According to Zhang, how the upcoming halvening will impact the mining industry is still unclear because, contrary to what many believe, there is a strong connection between hash rate and price and whether the market will be bearish or bullish for miners will depend on where the price goes.
A report by Iterative Capital shows that the cost of production could rise considerably after the next halvening. Currently, if a miner uses Whatsminer M20s at three cents per kilowatt-hour, the cost of production per bitcoin is approximately $7,000. With the halvening, and the assumption that as hashrate continues to grow miners will continue to adopt a more conservative seven cents per kilowatt-hour model, the cost will be close to $17,000.

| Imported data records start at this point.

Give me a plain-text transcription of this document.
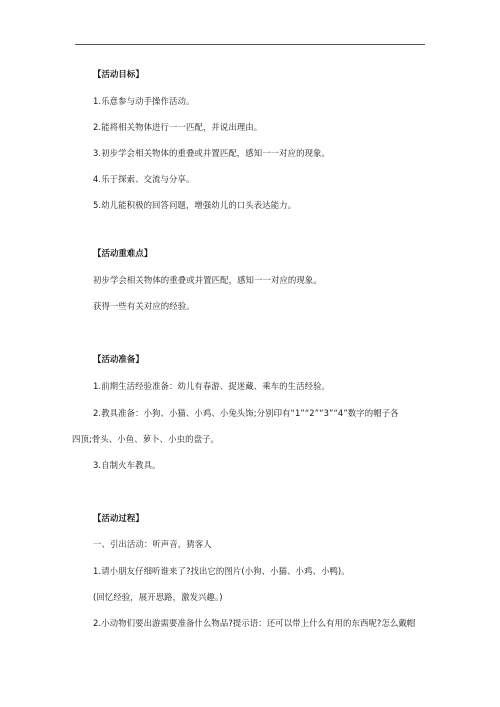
【活动目标】
1.乐意参与动手操作活动。
2.能将相关物体进行一一匹配，并说出理由。
3.初步学会相关物体的重叠或并置匹配，感知一一对应的现象。
4.乐于探索、交流与分享。
5.幼儿能积极的回答问题，增强幼儿的口头表达能力。
【活动重难点】
初步学会相关物体的重叠或并置匹配，感知一一对应的现象。
获得一些有关对应的经验。
【活动准备】
1.前期生活经验准备：幼儿有春游、捉迷藏、乘车的生活经验。
2.教具准备：小狗、小猫、小鸡、小兔头饰;分别印有“1”“2”“3”“4”数字的帽子各
四顶;骨头、小鱼、萝卜、小虫的盘子。
3.自制火车教具。
【活动过程】
一、引出活动：听声音，猜客人
1.请小朋友仔细听谁来了?找出它的图片(小狗、小猫、小鸡、小鸭)。
(回忆经验，展开思路，激发兴趣。)
2.小动物们要出游需要准备什么物品?提示语：还可以带上什么有用的东西呢?怎么戴帽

Therefore, compared to the period between 2013 and 2016 when, according to Zhang, “people were just doing whatever because they were making so much money,” miners nowadays will have to be more disciplined around managing expenses and selling rewards.
There are a few ways for firms to handle their operations more responsibly, he said. First, they should purchase hardware at the lowest possible price and cut the cost of electricity as well as other ongoing expenses to a minimum. Second, firms need to make sure that they have enough electricity so they do not scramble when the price is too low and they oversell their number of coins. Moreover, the transactions from coins to fiat should be relatively frictionless.
“There is no real efficient way to actually hedge, and the best you can do is keep your expenses as low as possible,” he said. “I think mining as a business is going to become more and more expensive to run and requires more and more financialization.”